Ledger is backed mainly by a cast of military personnel, and his personal team is pretty awesome. For the first half of the novel, everyone is tough, ready to rumble, professional, and awesome. They kick ass. Mr. Church, head of the Department of Military Sciences (our super-secret organization) and Major Grace Courtland are a good pair for Ledger to bounce off - collectively, they have enough tactical and practical smarts so that I never felt like leaps of logic were being made without the reader to follow (until the end...but we'll get to that).

It unravels startlingly fast in the second act. It feels as though Maberry loses track of his characterizations; he feels the need to twist his established personalities into several stilted, obvious, and unnecessary storylines, that do nothing for his characters and bog down the pace of the novel. One of his villains, a deliciously amoral representative of the pharmaceutical companies, becomes a completely different person in a really irritating way. The only consistant characters are the most two-dimensional; they can't become something different because there's not a whole lot there to start with.

The other major weakness of the novel is that it changes perspective and place nearly every chapter; this in and of itself is not a criticism, but all of the sections with Ledger are told from a first person perspective while none of the rest of the novel is. This makes the prose tremendously uneven and rather untrustworthy, since the reader doesn't get a consistant narrator to hang on to throughout the story. I understand that to tell the story Maberry obviously wanted to, he can't keep the whole thing in Legder's perspective, but I wish he'd scrapped the first person in favor of a third person omniscient. It would have been smoother AND made more sense.

Long story short: Maberry isn't Max Brooks, and this is no World War Z. I just wish Patient Zero had been satisfying enough on its own that I wouldn't feel the need to make that comparison.

Monday, January 18, 2010

Prospective Reads

I was originally planning to do a fairly academic, drawn out post here about how Neil Stephenson's Snow Crash is not actually cyberpunk, but my smarter-than-me boyfriend has informed me that, in fact, it's categorized as "post-cyberpunk" and not actually the former at all. So. That happened.

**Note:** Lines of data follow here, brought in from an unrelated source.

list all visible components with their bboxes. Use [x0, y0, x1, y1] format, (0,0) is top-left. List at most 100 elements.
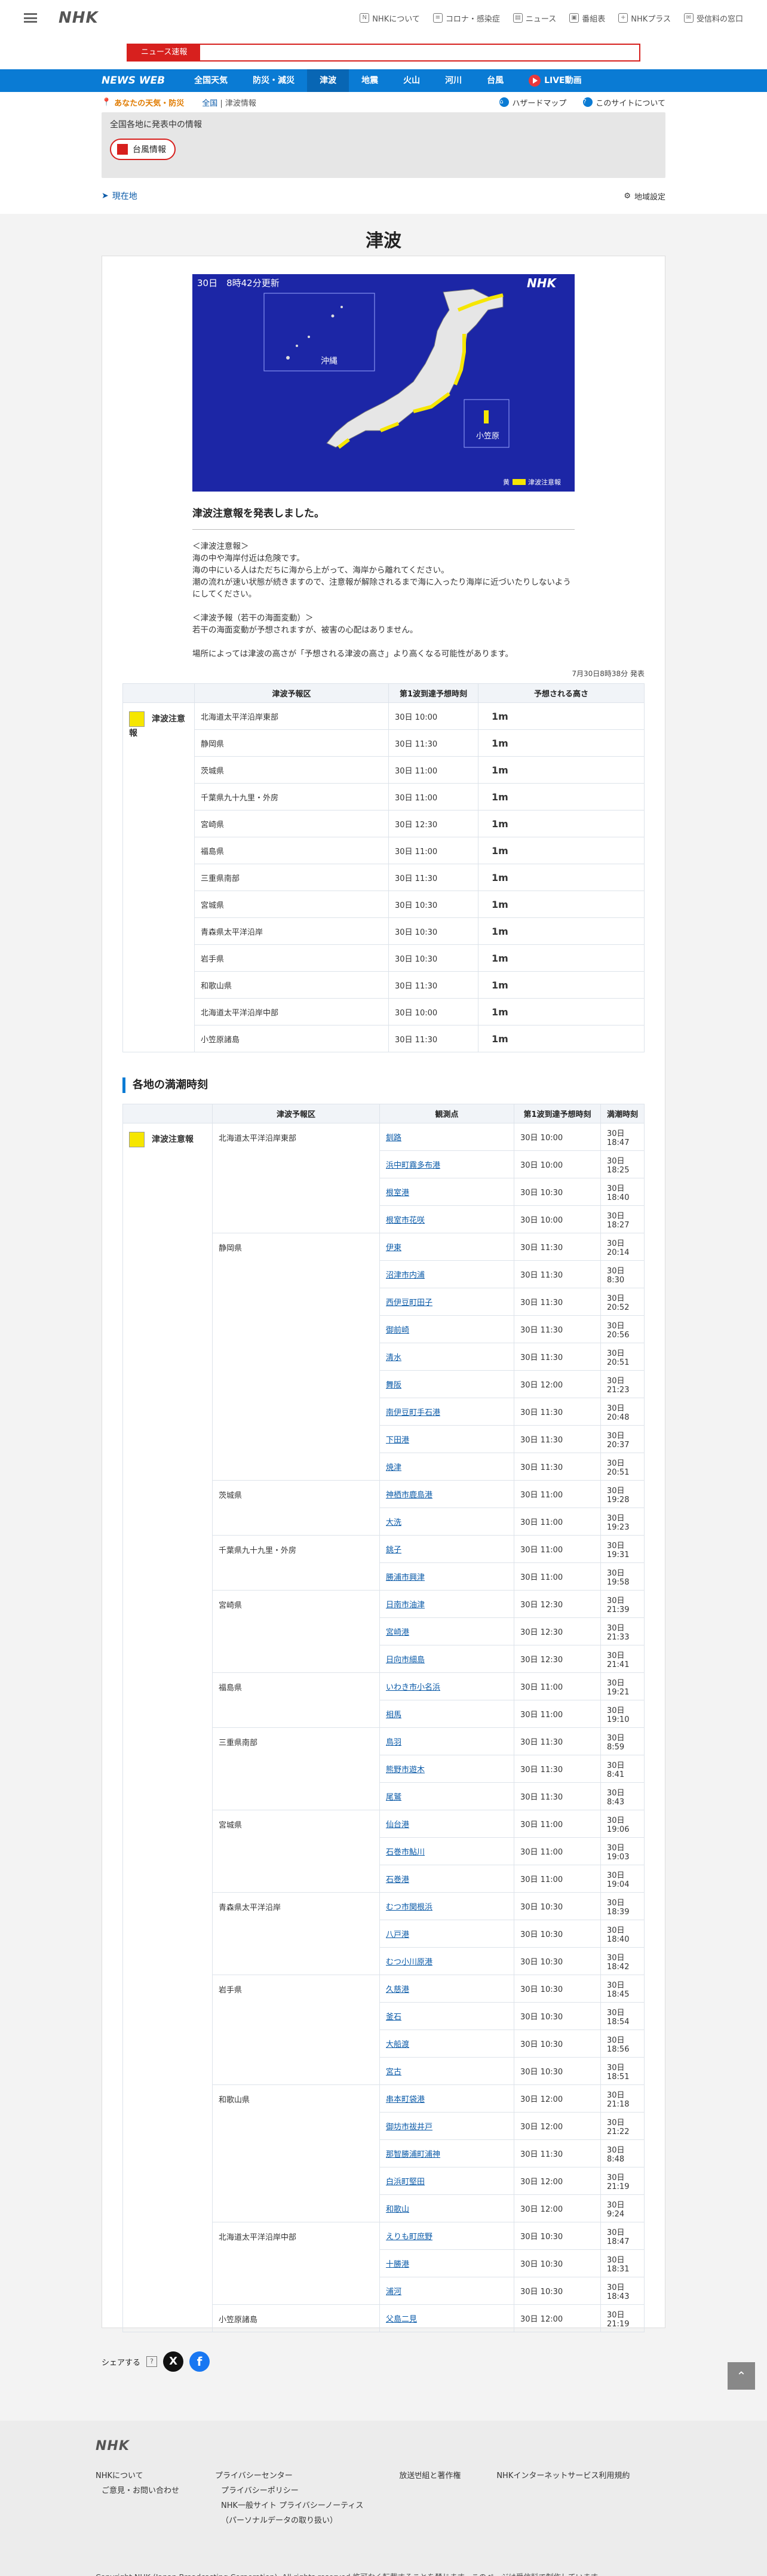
observation-point-link[interactable]: 十勝港 [386, 2260, 409, 2269]
observation-point-cell: 和歌山 [379, 2194, 514, 2222]
observation-point-link[interactable]: 和歌山 [386, 2205, 409, 2214]
news-web-brand[interactable]: NEWS WEB [102, 75, 165, 87]
observation-point-link[interactable]: 釧路 [386, 1134, 401, 1143]
footer-link[interactable]: （パーソナルデータの取り扱い） [215, 2514, 363, 2525]
observation-point-link[interactable]: 串本町袋港 [386, 2095, 425, 2104]
footer-link[interactable]: NHK一般サイト プライバシーノーティス [215, 2499, 363, 2510]
observation-point-link[interactable]: 白浜町堅田 [386, 2178, 425, 2187]
region-settings-label: 地域設定 [634, 192, 665, 202]
observation-point-link[interactable]: 那智勝浦町浦神 [386, 2150, 440, 2159]
nav-live-video[interactable]: LIVE動画 [516, 69, 594, 92]
arrival-time: 30日 11:00 [514, 1562, 601, 1591]
footer-link[interactable]: NHKインターネットサービス利用規約 [496, 2469, 630, 2480]
ogasawara-island [484, 410, 489, 423]
footer-link[interactable]: ご意見・お問い合わせ [96, 2484, 179, 2495]
nav-item-5[interactable]: 河川 [432, 69, 474, 92]
observation-point-link[interactable]: いわき市小名浜 [386, 1683, 440, 1692]
observation-point-link[interactable]: 熊野市遊木 [386, 1766, 425, 1774]
observation-point-link[interactable]: 伊東 [386, 1244, 401, 1252]
footer-link[interactable]: 放送번組と著作権 [399, 2469, 461, 2480]
current-location-link[interactable]: ➤ 現在地 [102, 190, 137, 202]
table-row: 和歌山県 30日 11:30 1m [123, 971, 645, 999]
help-icon[interactable]: ? [146, 2356, 158, 2367]
observation-point-link[interactable]: 釜石 [386, 2013, 401, 2022]
observation-point-link[interactable]: 御前崎 [386, 1326, 409, 1335]
observation-point-link[interactable]: 銚子 [386, 1546, 401, 1555]
top-link-0[interactable]: N NHKについて [360, 13, 420, 24]
my-weather-link[interactable]: 📍 あなたの天気・防災 [102, 97, 184, 108]
observation-point-link[interactable]: 尾鷲 [386, 1793, 401, 1802]
facebook-share-icon[interactable]: f [189, 2351, 210, 2372]
observation-point-link[interactable]: 八戸港 [386, 1930, 409, 1939]
observation-point-link[interactable]: 父島二見 [386, 2315, 417, 2324]
observation-point-link[interactable]: 舞阪 [386, 1381, 401, 1390]
expected-height: 1m [478, 971, 645, 999]
footer-link[interactable]: NHKについて [96, 2469, 179, 2480]
observation-point-link[interactable]: 宮崎港 [386, 1628, 409, 1637]
footer-logo[interactable]: NHK [96, 2439, 671, 2454]
breadcrumb-home[interactable]: 全国 [202, 99, 217, 108]
nav-item-0[interactable]: 全国天気 [182, 69, 240, 92]
nhk-logo[interactable]: NHK [59, 9, 99, 27]
observation-point-link[interactable]: 日向市細島 [386, 1656, 425, 1665]
table-row: 宮崎県 30日 12:30 1m [123, 810, 645, 837]
observation-point-link[interactable]: 仙台港 [386, 1820, 409, 1829]
observation-point-link[interactable]: むつ市関根浜 [386, 1903, 432, 1912]
observation-point-link[interactable]: 神栖市鹿島港 [386, 1491, 432, 1500]
observation-point-link[interactable]: 宮古 [386, 2068, 401, 2077]
observation-point-link[interactable]: 浜中町霧多布港 [386, 1161, 440, 1170]
observation-point-link[interactable]: 南伊豆町手石港 [386, 1408, 440, 1417]
top-link-3[interactable]: ▣ 番組表 [569, 13, 605, 24]
hazard-map-link[interactable]: ⌂ ハザードマップ [499, 97, 566, 108]
nhk-icon: N [360, 13, 370, 23]
observation-point-link[interactable]: 沼津市内浦 [386, 1271, 425, 1280]
top-link-4[interactable]: + NHKプラス [618, 13, 671, 24]
high-tide-time: 30日 19:04 [600, 1865, 645, 1893]
nav-item-6[interactable]: 台風 [474, 69, 516, 92]
observation-point-link[interactable]: 相馬 [386, 1711, 401, 1720]
nav-item-3[interactable]: 地震 [349, 69, 391, 92]
observation-point-link[interactable]: 大洗 [386, 1518, 401, 1527]
observation-point-link[interactable]: 御坊市祓井戸 [386, 2123, 432, 2132]
observation-point-cell: 仙台港 [379, 1810, 514, 1838]
expected-height: 1m [478, 729, 645, 757]
table-row: 茨城県 30日 11:00 1m [123, 756, 645, 784]
nav-item-4[interactable]: 火山 [391, 69, 432, 92]
high-tide-time: 30日 21:18 [600, 2084, 645, 2113]
observation-point-link[interactable]: 下田港 [386, 1436, 409, 1445]
observation-point-link[interactable]: 鳥羽 [386, 1738, 401, 1747]
x-share-icon[interactable]: X [163, 2351, 184, 2372]
observation-point-link[interactable]: 石巻市鮎川 [386, 1848, 425, 1857]
forecast-area: 和歌山県 [212, 2084, 380, 2222]
observation-point-link[interactable]: 久慈港 [386, 1985, 409, 1994]
breaking-news-box[interactable]: ニュース速報 [127, 44, 640, 62]
top-link-5[interactable]: ✉ 受信料の窓口 [683, 13, 743, 24]
observation-point-link[interactable]: 浦河 [386, 2288, 401, 2296]
observation-point-link[interactable]: 石巻港 [386, 1875, 409, 1884]
top-link-1[interactable]: ≡ コロナ・感染症 [432, 13, 500, 24]
observation-point-link[interactable]: 清水 [386, 1353, 401, 1362]
observation-point-link[interactable]: 勝浦市興津 [386, 1573, 425, 1582]
observation-point-link[interactable]: 根室港 [386, 1189, 409, 1198]
gear-icon: ⚙ [624, 191, 631, 201]
top-link-2[interactable]: ▤ ニュース [513, 13, 556, 24]
observation-point-link[interactable]: 焼津 [386, 1463, 401, 1472]
about-link[interactable]: ? このサイトについて [583, 97, 665, 108]
observation-point-link[interactable]: 大船渡 [386, 2040, 409, 2049]
footer-link[interactable]: プライバシーセンター [215, 2469, 363, 2480]
expected-height: 1m [478, 891, 645, 918]
footer-link[interactable]: プライバシーポリシー [215, 2484, 363, 2495]
nav-item-1[interactable]: 防災・減災 [240, 69, 307, 92]
observation-point-link[interactable]: 西伊豆町田子 [386, 1298, 432, 1307]
menu-icon[interactable] [24, 13, 37, 23]
nav-item-2[interactable]: 津波 [307, 69, 349, 92]
typhoon-info-chip[interactable]: 台風情報 [110, 139, 176, 160]
observation-point-link[interactable]: 日南市油津 [386, 1601, 425, 1610]
arrival-time: 30日 12:00 [514, 1370, 601, 1398]
observation-point-link[interactable]: 根室市花咲 [386, 1216, 425, 1225]
observation-point-link[interactable]: えりも町庶野 [386, 2233, 432, 2242]
back-to-top-button[interactable]: ⌃ [728, 2362, 755, 2390]
expected-height: 1m [478, 917, 645, 945]
observation-point-link[interactable]: むつ小川原港 [386, 1958, 432, 1967]
region-settings-link[interactable]: ⚙ 地域設定 [624, 191, 665, 202]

(My reasoning was going to be an elegant deconstruction about how the focus of Snow Crash is actually the relationships between people, rather than mankind's relationship to technology and machines, which is what I think the point of pure cyberpunk is. Snow Crash is much more involved in tracing the connecting lines between people, following threads of religion, language, and conformity to show the web that's netting all of us into one big mass of humanity. And then that humanity breeds viruses and programs, I don't know. I stopped outlining what was essentially a college essay when I discovered that this is not a new theory.)

I could ALSO give my excuses for not reading One Hundred Years of Solitude yet, but that one boils down easy: the guy in my office who told me I have to read it, said I need to watch some bizarre film called Gummo first. I haven't watched the film yet, so I haven't read the book yet. I'm going to begin it tentatively, I can tell you that much - I'm no longer intimidated by not finishing books, so if it drags too hard I'm putting it down. But I'm probably being unfair to it; Lord knows that since finishing school I've gotten HELLA lazy in my reading habits.

What I will do is cheerfully tell you to go read The Girl With The Dragon Tattoo, and its sequel, The Girl Who Played With Fire. Wonderful character-driven mysteries, and Larsson the author is a master of story-telling. The fact that they are both translations (Swedish to English) didn't actually impact the prose for me, either (I tend to think translations come out a little stiff, but Tattoo and Fire are both fluid and charming).